The streetlights on the right make me suspect they tried the old Downtown Beautification idea. Let's make modern ones with big names and THEN people will come back downtown.
I've no idea what this used to be; I wouldn't be surprised it it was a department store remembered by people over 40. Under 40, not so much - except perhaps as something Mom mentioned, or a name on a box she kept.
Three generations of facades: the original old brick with terracotta accents, the 30s - 50s porcelain or metal panels, and finally craptastic Waltons-era wood over bunker-grey brick.
What's inside? I don't know. Do you want to find out?
Oh, Seventies. You were so proud of yourself.
Just looking at this thing, with its vague historical references, makes me hear mid-70s Tv show music and see men with sideburns and thick sportcoats with thick lapels and wide ties looking for Michael Constantine, who stole something.

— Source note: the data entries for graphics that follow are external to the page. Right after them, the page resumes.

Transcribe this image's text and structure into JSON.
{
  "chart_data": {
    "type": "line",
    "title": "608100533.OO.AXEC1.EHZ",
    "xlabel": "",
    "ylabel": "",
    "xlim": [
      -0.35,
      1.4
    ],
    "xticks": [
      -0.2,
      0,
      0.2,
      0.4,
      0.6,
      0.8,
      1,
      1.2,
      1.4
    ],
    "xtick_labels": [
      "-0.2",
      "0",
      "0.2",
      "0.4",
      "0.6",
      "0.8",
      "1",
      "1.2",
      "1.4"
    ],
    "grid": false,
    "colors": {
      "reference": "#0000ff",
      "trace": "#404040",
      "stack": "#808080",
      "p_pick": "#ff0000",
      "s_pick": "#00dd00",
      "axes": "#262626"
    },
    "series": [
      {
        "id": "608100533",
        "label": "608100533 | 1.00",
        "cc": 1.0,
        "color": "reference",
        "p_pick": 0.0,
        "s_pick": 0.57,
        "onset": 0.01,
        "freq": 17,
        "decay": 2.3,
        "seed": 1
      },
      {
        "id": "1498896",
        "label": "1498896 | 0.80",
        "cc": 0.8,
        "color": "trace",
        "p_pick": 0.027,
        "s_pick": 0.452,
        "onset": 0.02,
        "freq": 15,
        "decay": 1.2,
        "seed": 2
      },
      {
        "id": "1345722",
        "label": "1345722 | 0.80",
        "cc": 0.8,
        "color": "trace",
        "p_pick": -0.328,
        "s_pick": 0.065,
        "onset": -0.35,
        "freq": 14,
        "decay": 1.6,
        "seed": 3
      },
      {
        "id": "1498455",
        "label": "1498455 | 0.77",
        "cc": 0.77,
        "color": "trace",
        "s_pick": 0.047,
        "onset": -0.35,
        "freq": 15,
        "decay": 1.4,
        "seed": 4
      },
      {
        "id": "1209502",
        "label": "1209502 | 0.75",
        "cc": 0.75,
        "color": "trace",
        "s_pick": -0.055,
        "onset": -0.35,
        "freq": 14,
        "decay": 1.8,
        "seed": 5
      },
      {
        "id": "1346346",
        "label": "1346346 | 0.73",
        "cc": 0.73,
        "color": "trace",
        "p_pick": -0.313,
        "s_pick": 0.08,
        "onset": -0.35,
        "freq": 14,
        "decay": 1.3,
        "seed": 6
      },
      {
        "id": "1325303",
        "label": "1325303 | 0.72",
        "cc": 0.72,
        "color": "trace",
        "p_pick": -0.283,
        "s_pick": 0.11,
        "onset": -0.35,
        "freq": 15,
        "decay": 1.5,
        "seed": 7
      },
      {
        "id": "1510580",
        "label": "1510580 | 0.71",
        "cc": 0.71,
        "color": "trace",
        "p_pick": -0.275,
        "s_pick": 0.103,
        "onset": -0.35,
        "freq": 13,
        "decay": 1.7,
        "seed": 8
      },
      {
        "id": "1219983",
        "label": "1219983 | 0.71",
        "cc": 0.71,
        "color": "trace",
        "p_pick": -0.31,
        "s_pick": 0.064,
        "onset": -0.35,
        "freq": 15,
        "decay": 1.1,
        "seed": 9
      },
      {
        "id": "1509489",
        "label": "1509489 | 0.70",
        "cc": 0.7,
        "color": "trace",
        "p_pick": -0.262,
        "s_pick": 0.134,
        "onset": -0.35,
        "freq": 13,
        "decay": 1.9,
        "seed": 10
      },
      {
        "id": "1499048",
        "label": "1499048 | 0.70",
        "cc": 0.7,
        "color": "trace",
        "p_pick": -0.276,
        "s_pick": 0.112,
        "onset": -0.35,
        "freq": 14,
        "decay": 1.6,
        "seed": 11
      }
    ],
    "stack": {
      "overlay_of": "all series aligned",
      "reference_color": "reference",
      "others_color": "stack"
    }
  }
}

"Can we wait a few years until they come up with better-looking panels? There's something about it that doesn't reflect the true soul of the -"

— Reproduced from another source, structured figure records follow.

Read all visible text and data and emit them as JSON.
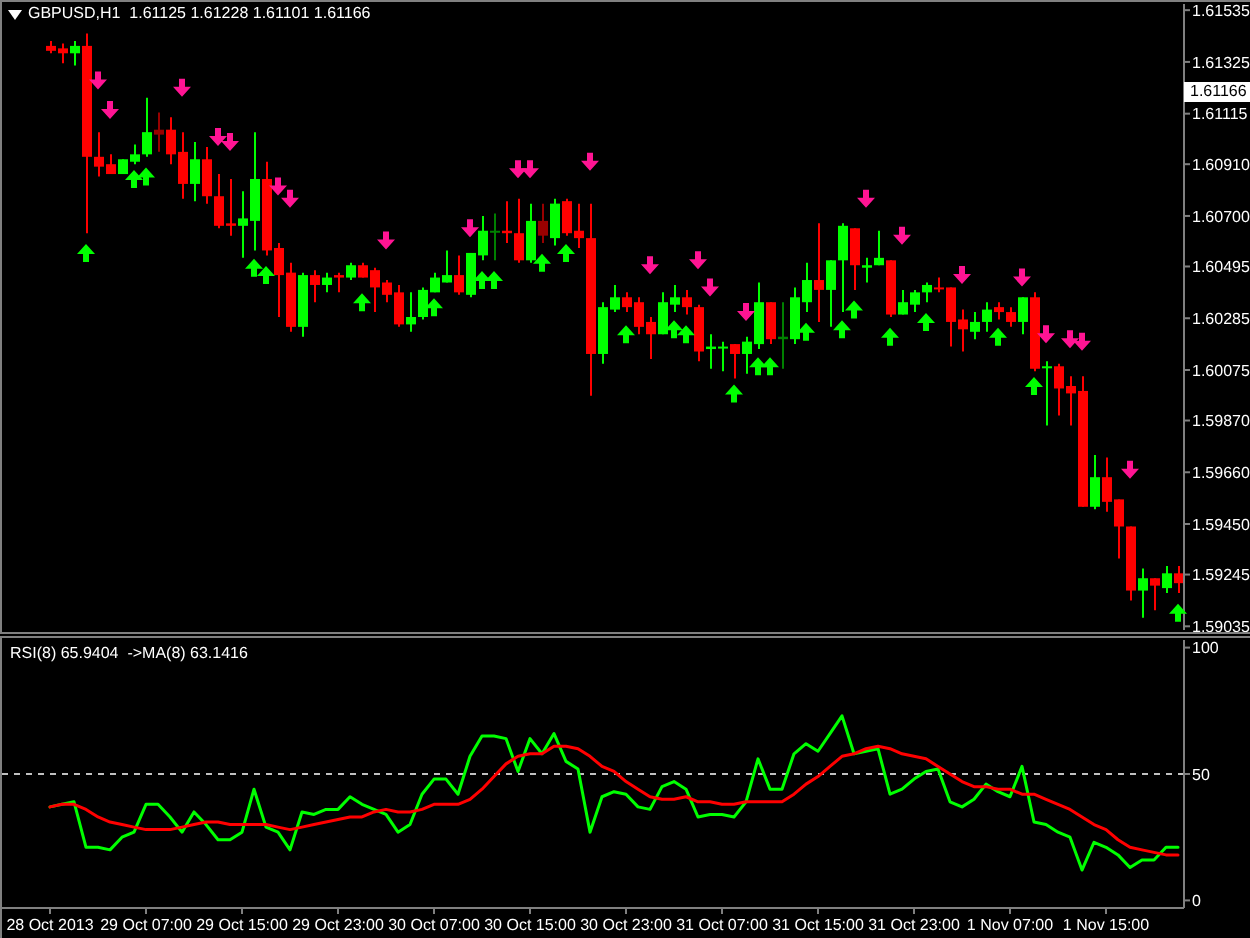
{
  "chart_data": [
    {
      "type": "candlestick",
      "title": "GBPUSD,H1  1.61125 1.61228 1.61101 1.61166",
      "categories": [
        null,
        null,
        null,
        null,
        null,
        null,
        null,
        null,
        null,
        null,
        null,
        null,
        null,
        null,
        null,
        null,
        null,
        null,
        null,
        null,
        null,
        null,
        null,
        null,
        null,
        null,
        null,
        null,
        null,
        null,
        null,
        null,
        null,
        null,
        null,
        null,
        null,
        null,
        null,
        null,
        null,
        null,
        null,
        null,
        null,
        null,
        null,
        null,
        null,
        null,
        null,
        null,
        null,
        null,
        null,
        null,
        null,
        null,
        null,
        null,
        null,
        null,
        null,
        null,
        null,
        null,
        null,
        null,
        null,
        null,
        null,
        null,
        null,
        null,
        null,
        null,
        null,
        null,
        null,
        null,
        null,
        null,
        null,
        null,
        null,
        null,
        null,
        null,
        null,
        null,
        null,
        null,
        null,
        null,
        null
      ],
      "ohlc": [
        [
          1.6139,
          1.6141,
          1.6136,
          1.6137
        ],
        [
          1.6138,
          1.614,
          1.6132,
          1.6136
        ],
        [
          1.6136,
          1.6141,
          1.6131,
          1.6139
        ],
        [
          1.6139,
          1.6144,
          1.6063,
          1.6094
        ],
        [
          1.6094,
          1.6104,
          1.6086,
          1.609
        ],
        [
          1.6091,
          1.6095,
          1.6087,
          1.6087
        ],
        [
          1.6087,
          1.6093,
          1.6087,
          1.6093
        ],
        [
          1.6092,
          1.6099,
          1.6091,
          1.6095
        ],
        [
          1.6095,
          1.6118,
          1.6094,
          1.6104
        ],
        [
          1.6105,
          1.6112,
          1.6096,
          1.6103
        ],
        [
          1.6105,
          1.611,
          1.6091,
          1.6095
        ],
        [
          1.6096,
          1.6104,
          1.6077,
          1.6083
        ],
        [
          1.6083,
          1.61,
          1.6076,
          1.6093
        ],
        [
          1.6093,
          1.6098,
          1.6075,
          1.6078
        ],
        [
          1.6078,
          1.6087,
          1.6065,
          1.6066
        ],
        [
          1.6067,
          1.6085,
          1.6062,
          1.6066
        ],
        [
          1.6066,
          1.608,
          1.6053,
          1.6069
        ],
        [
          1.6068,
          1.6104,
          1.6056,
          1.6085
        ],
        [
          1.6085,
          1.6092,
          1.6054,
          1.6056
        ],
        [
          1.6057,
          1.6059,
          1.6029,
          1.6046
        ],
        [
          1.6047,
          1.6051,
          1.6023,
          1.6025
        ],
        [
          1.6025,
          1.6047,
          1.6021,
          1.6046
        ],
        [
          1.6046,
          1.6048,
          1.6035,
          1.6042
        ],
        [
          1.6042,
          1.6047,
          1.6039,
          1.6045
        ],
        [
          1.6046,
          1.6047,
          1.6039,
          1.6045
        ],
        [
          1.6045,
          1.6051,
          1.6044,
          1.605
        ],
        [
          1.605,
          1.6051,
          1.6045,
          1.6045
        ],
        [
          1.6048,
          1.6049,
          1.6031,
          1.6041
        ],
        [
          1.6043,
          1.6044,
          1.6035,
          1.6038
        ],
        [
          1.6039,
          1.6042,
          1.6025,
          1.6026
        ],
        [
          1.6026,
          1.6039,
          1.6023,
          1.6029
        ],
        [
          1.6029,
          1.6041,
          1.6028,
          1.604
        ],
        [
          1.6039,
          1.6047,
          1.6039,
          1.6045
        ],
        [
          1.6043,
          1.6056,
          1.6043,
          1.6046
        ],
        [
          1.6046,
          1.6054,
          1.6038,
          1.6039
        ],
        [
          1.6038,
          1.6055,
          1.6037,
          1.6055
        ],
        [
          1.6054,
          1.607,
          1.6052,
          1.6064
        ],
        [
          1.6064,
          1.6071,
          1.6052,
          1.6064
        ],
        [
          1.6064,
          1.6076,
          1.6059,
          1.6063
        ],
        [
          1.6063,
          1.6077,
          1.6051,
          1.6052
        ],
        [
          1.6052,
          1.6075,
          1.6051,
          1.6068
        ],
        [
          1.6068,
          1.6075,
          1.6059,
          1.6062
        ],
        [
          1.6061,
          1.6077,
          1.6058,
          1.6075
        ],
        [
          1.6076,
          1.6077,
          1.6062,
          1.6063
        ],
        [
          1.6064,
          1.6075,
          1.6057,
          1.6061
        ],
        [
          1.6061,
          1.6075,
          1.5997,
          1.6014
        ],
        [
          1.6014,
          1.6035,
          1.601,
          1.6033
        ],
        [
          1.6032,
          1.6042,
          1.6031,
          1.6037
        ],
        [
          1.6037,
          1.6039,
          1.6031,
          1.6033
        ],
        [
          1.6035,
          1.6037,
          1.6022,
          1.6025
        ],
        [
          1.6027,
          1.6029,
          1.6012,
          1.6022
        ],
        [
          1.6022,
          1.6039,
          1.6022,
          1.6035
        ],
        [
          1.6034,
          1.6042,
          1.6031,
          1.6037
        ],
        [
          1.6037,
          1.604,
          1.603,
          1.6033
        ],
        [
          1.6033,
          1.6034,
          1.6011,
          1.6015
        ],
        [
          1.6016,
          1.6022,
          1.6008,
          1.6017
        ],
        [
          1.6017,
          1.6019,
          1.6007,
          1.6017
        ],
        [
          1.6018,
          1.6018,
          1.6004,
          1.6014
        ],
        [
          1.6014,
          1.6021,
          1.6006,
          1.6019
        ],
        [
          1.6018,
          1.6043,
          1.6016,
          1.6035
        ],
        [
          1.6035,
          1.6035,
          1.6018,
          1.602
        ],
        [
          1.602,
          1.6035,
          1.6008,
          1.6021
        ],
        [
          1.602,
          1.6041,
          1.6018,
          1.6037
        ],
        [
          1.6035,
          1.6051,
          1.6031,
          1.6044
        ],
        [
          1.6044,
          1.6067,
          1.6027,
          1.604
        ],
        [
          1.604,
          1.6052,
          1.6025,
          1.6052
        ],
        [
          1.6052,
          1.6067,
          1.6031,
          1.6066
        ],
        [
          1.6065,
          1.6065,
          1.604,
          1.605
        ],
        [
          1.6049,
          1.6053,
          1.6043,
          1.605
        ],
        [
          1.605,
          1.6064,
          1.605,
          1.6053
        ],
        [
          1.6052,
          1.6052,
          1.6029,
          1.603
        ],
        [
          1.603,
          1.604,
          1.603,
          1.6035
        ],
        [
          1.6034,
          1.604,
          1.6031,
          1.6039
        ],
        [
          1.6039,
          1.6043,
          1.6035,
          1.6042
        ],
        [
          1.6041,
          1.6045,
          1.6039,
          1.6041
        ],
        [
          1.6041,
          1.6041,
          1.6017,
          1.6027
        ],
        [
          1.6028,
          1.6032,
          1.6015,
          1.6024
        ],
        [
          1.6023,
          1.6031,
          1.602,
          1.6027
        ],
        [
          1.6027,
          1.6035,
          1.6023,
          1.6032
        ],
        [
          1.6033,
          1.6035,
          1.6028,
          1.6031
        ],
        [
          1.6031,
          1.6033,
          1.6025,
          1.6027
        ],
        [
          1.6027,
          1.6037,
          1.6022,
          1.6037
        ],
        [
          1.6037,
          1.6039,
          1.6007,
          1.6008
        ],
        [
          1.6009,
          1.6011,
          1.5985,
          1.6009
        ],
        [
          1.6009,
          1.601,
          1.5989,
          1.6
        ],
        [
          1.6001,
          1.6005,
          1.5985,
          1.5998
        ],
        [
          1.5999,
          1.6005,
          1.5952,
          1.5952
        ],
        [
          1.5952,
          1.5973,
          1.5951,
          1.5964
        ],
        [
          1.5964,
          1.5972,
          1.595,
          1.5954
        ],
        [
          1.5955,
          1.5955,
          1.5931,
          1.5944
        ],
        [
          1.5944,
          1.5944,
          1.5914,
          1.5918
        ],
        [
          1.5918,
          1.5927,
          1.5907,
          1.5923
        ],
        [
          1.5923,
          1.5923,
          1.591,
          1.592
        ],
        [
          1.5919,
          1.5928,
          1.5917,
          1.5925
        ],
        [
          1.5925,
          1.5928,
          1.5917,
          1.5921
        ]
      ],
      "colors": [
        "#ff0000",
        "#ff0000",
        "#00ff00",
        "#ff0000",
        "#ff0000",
        "#ff0000",
        "#00ff00",
        "#00ff00",
        "#00ff00",
        "#990000",
        "#ff0000",
        "#ff0000",
        "#00ff00",
        "#ff0000",
        "#ff0000",
        "#ff0000",
        "#00ff00",
        "#00ff00",
        "#ff0000",
        "#ff0000",
        "#ff0000",
        "#00ff00",
        "#ff0000",
        "#00ff00",
        "#ff0000",
        "#00ff00",
        "#ff0000",
        "#ff0000",
        "#ff0000",
        "#ff0000",
        "#00ff00",
        "#00ff00",
        "#00ff00",
        "#00ff00",
        "#ff0000",
        "#00ff00",
        "#00ff00",
        "#008000",
        "#ff0000",
        "#ff0000",
        "#00ff00",
        "#990000",
        "#00ff00",
        "#ff0000",
        "#ff0000",
        "#ff0000",
        "#00ff00",
        "#00ff00",
        "#ff0000",
        "#ff0000",
        "#ff0000",
        "#00ff00",
        "#00ff00",
        "#ff0000",
        "#ff0000",
        "#00ff00",
        "#00ff00",
        "#ff0000",
        "#00ff00",
        "#00ff00",
        "#ff0000",
        "#008000",
        "#00ff00",
        "#00ff00",
        "#ff0000",
        "#00ff00",
        "#00ff00",
        "#ff0000",
        "#00ff00",
        "#00ff00",
        "#ff0000",
        "#00ff00",
        "#00ff00",
        "#00ff00",
        "#ff0000",
        "#ff0000",
        "#ff0000",
        "#00ff00",
        "#00ff00",
        "#ff0000",
        "#ff0000",
        "#00ff00",
        "#ff0000",
        "#00ff00",
        "#ff0000",
        "#ff0000",
        "#ff0000",
        "#00ff00",
        "#ff0000",
        "#ff0000",
        "#ff0000",
        "#00ff00",
        "#ff0000",
        "#00ff00",
        "#ff0000"
      ],
      "series": [
        {
          "type": "scatter",
          "color": "#00ff00",
          "values": [
            null,
            null,
            null,
            1.6055,
            null,
            null,
            null,
            1.6085,
            1.6086,
            null,
            null,
            null,
            null,
            null,
            null,
            null,
            null,
            1.6049,
            1.6046,
            null,
            null,
            null,
            null,
            null,
            null,
            null,
            1.6035,
            null,
            null,
            null,
            null,
            null,
            1.6033,
            null,
            null,
            null,
            1.6044,
            1.6044,
            null,
            null,
            null,
            1.6051,
            null,
            1.6055,
            null,
            null,
            null,
            null,
            1.6022,
            null,
            null,
            null,
            1.6024,
            1.6022,
            null,
            null,
            null,
            1.5998,
            null,
            1.6009,
            1.6009,
            null,
            null,
            1.6023,
            null,
            null,
            1.6024,
            1.6032,
            null,
            null,
            1.6021,
            null,
            null,
            1.6027,
            null,
            null,
            null,
            null,
            null,
            1.6021,
            null,
            null,
            1.6001,
            null,
            null,
            null,
            null,
            null,
            null,
            null,
            null,
            null,
            null,
            null,
            1.5909
          ]
        },
        {
          "type": "scatter",
          "color": "#ff1493",
          "values": [
            null,
            null,
            null,
            null,
            1.6125,
            1.6113,
            null,
            null,
            null,
            null,
            null,
            1.6122,
            null,
            null,
            1.6102,
            1.61,
            null,
            null,
            null,
            1.6082,
            1.6077,
            null,
            null,
            null,
            null,
            null,
            null,
            null,
            1.606,
            null,
            null,
            null,
            null,
            null,
            null,
            1.6065,
            null,
            null,
            null,
            1.6089,
            1.6089,
            null,
            null,
            null,
            null,
            1.6092,
            null,
            null,
            null,
            null,
            1.605,
            null,
            null,
            null,
            1.6052,
            1.6041,
            null,
            null,
            1.6031,
            null,
            null,
            null,
            null,
            null,
            null,
            null,
            null,
            null,
            1.6077,
            null,
            null,
            1.6062,
            null,
            null,
            null,
            null,
            1.6046,
            null,
            null,
            null,
            null,
            1.6045,
            null,
            1.6022,
            null,
            1.602,
            1.6019,
            null,
            null,
            null,
            1.5967,
            null,
            null,
            null,
            null
          ]
        }
      ],
      "marker": "triangle",
      "ylim": [
        1.5902,
        1.6156
      ],
      "yticks": [
        1.59035,
        1.59245,
        {
          "value": 1.5945,
          "label": "1.59450"
        },
        {
          "value": 1.5966,
          "label": "1.59660"
        },
        {
          "value": 1.5987,
          "label": "1.59870"
        },
        1.60075,
        1.60285,
        1.60495,
        {
          "value": 1.607,
          "label": "1.60700"
        },
        {
          "value": 1.6091,
          "label": "1.60910"
        },
        1.61115,
        1.61325,
        1.61535
      ],
      "tick_labels": "y",
      "annotations": [
        "1.61166"
      ]
    },
    {
      "type": "line",
      "title": "RSI(8) 65.9404  ->MA(8) 63.1416",
      "categories": [
        "28 Oct 2013",
        null,
        null,
        null,
        null,
        null,
        null,
        null,
        "29 Oct 07:00",
        null,
        null,
        null,
        null,
        null,
        null,
        null,
        "29 Oct 15:00",
        null,
        null,
        null,
        null,
        null,
        null,
        null,
        "29 Oct 23:00",
        null,
        null,
        null,
        null,
        null,
        null,
        null,
        "30 Oct 07:00",
        null,
        null,
        null,
        null,
        null,
        null,
        null,
        "30 Oct 15:00",
        null,
        null,
        null,
        null,
        null,
        null,
        null,
        "30 Oct 23:00",
        null,
        null,
        null,
        null,
        null,
        null,
        null,
        "31 Oct 07:00",
        null,
        null,
        null,
        null,
        null,
        null,
        null,
        "31 Oct 15:00",
        null,
        null,
        null,
        null,
        null,
        null,
        null,
        "31 Oct 23:00",
        null,
        null,
        null,
        null,
        null,
        null,
        null,
        "1 Nov 07:00",
        null,
        null,
        null,
        null,
        null,
        null,
        null,
        "1 Nov 15:00",
        null,
        null,
        null,
        null,
        null,
        null
      ],
      "series": [
        {
          "color": "#00ff00",
          "values": [
            37,
            38,
            39,
            21,
            21,
            20,
            25,
            27,
            38,
            38,
            33,
            27,
            35,
            30,
            24,
            24,
            27,
            44,
            29,
            27,
            20,
            35,
            34,
            36,
            36,
            41,
            38,
            36,
            34,
            27,
            30,
            42,
            48,
            48,
            42,
            57,
            65,
            65,
            64,
            51,
            64,
            58,
            66,
            55,
            52,
            27,
            41,
            43,
            42,
            37,
            36,
            45,
            47,
            44,
            33,
            34,
            34,
            33,
            39,
            56,
            44,
            44,
            58,
            62,
            59,
            66,
            73,
            58,
            59,
            60,
            42,
            44,
            48,
            51,
            52,
            39,
            37,
            40,
            46,
            43,
            41,
            53,
            31,
            30,
            27,
            25,
            12,
            23,
            21,
            18,
            13,
            16,
            16,
            21,
            21
          ]
        },
        {
          "color": "#ff0000",
          "values": [
            37,
            38,
            38,
            36,
            33,
            31,
            30,
            29,
            28,
            28,
            28,
            29,
            30,
            31,
            31,
            30,
            30,
            30,
            30,
            29,
            28,
            29,
            30,
            31,
            32,
            33,
            33,
            35,
            36,
            35,
            35,
            36,
            38,
            38,
            38,
            40,
            44,
            49,
            54,
            57,
            58,
            58,
            61,
            61,
            60,
            57,
            53,
            51,
            47,
            44,
            41,
            40,
            40,
            41,
            39,
            39,
            38,
            38,
            39,
            39,
            39,
            39,
            42,
            46,
            49,
            53,
            57,
            58,
            60,
            61,
            60,
            58,
            57,
            56,
            53,
            50,
            47,
            45,
            45,
            44,
            44,
            42,
            42,
            40,
            38,
            36,
            33,
            30,
            28,
            24,
            21,
            20,
            19,
            18,
            18
          ]
        }
      ],
      "ylim": [
        -3,
        103
      ],
      "yticks": [
        0,
        50,
        100
      ],
      "ref_lines": [
        {
          "axis": "y",
          "value": 50,
          "color": "#c0c0c0",
          "line_style": "dashed"
        }
      ]
    }
  ]
}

The windows up above look original. Which is good! And not so good.
This wasn't an immediate decision; it took a while to deaden the ground floor.
Raw wood; always a good look. And I guess they were all plumb out of matching bricks.

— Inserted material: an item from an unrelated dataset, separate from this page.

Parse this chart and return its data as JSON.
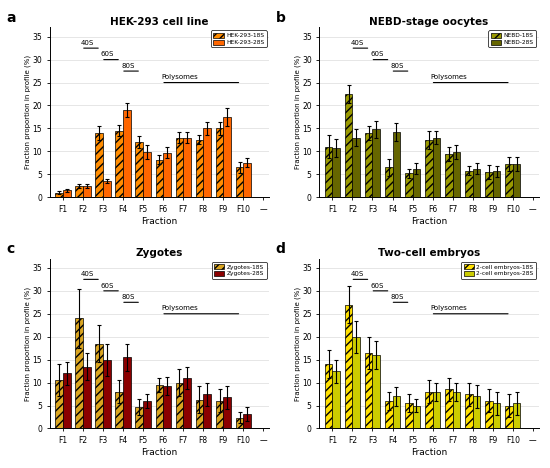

Around the corner, a reminder that fire escapes used to be much more common, and made for some interesting views. This seems to be a working fire escape; the counterweight is still hanging on a wire on the right.
That was once plate glass, I'm sure. A corner restaurant? A drug store? did that shadow fall across a counter, draw lines on a placemat or menu?
Yes, I think I was right about Downtown Beautification. Brickwork sidewalks! Why, they'll be lining up to shop.
I like the jaunty angle of the window. It would be better with some goods for sale. I wonder if it had the standard trajectory - an old shoe store closes, something goes in that represents someone's retail dream (cookies! Flowers! Crocheted stuff!) and then dies.
Ah, a classic palimpsest.
Is the Coke sign on top of an older one? I think so.
Now and then, a survivor, still at work with bright pride:
Their website says it opened in 1963. Brother, is that 1963.
Ft. Dodge could stand some business, frankly.
Maybe there was a flood.
At this point you might think you'd gotten the flavor of Ft. Dodge, and you're thinking it's a small weary dive.
That's because I've been selective. Next week? A completely different look. Same place. Same camera. Different choices.
Oh, er, ahem:
There you have it - one more day until the weekend comes around again. Four day weeks are odd; I never feel like I earned Friday. Yet somehow I manage to enjoy them anyway.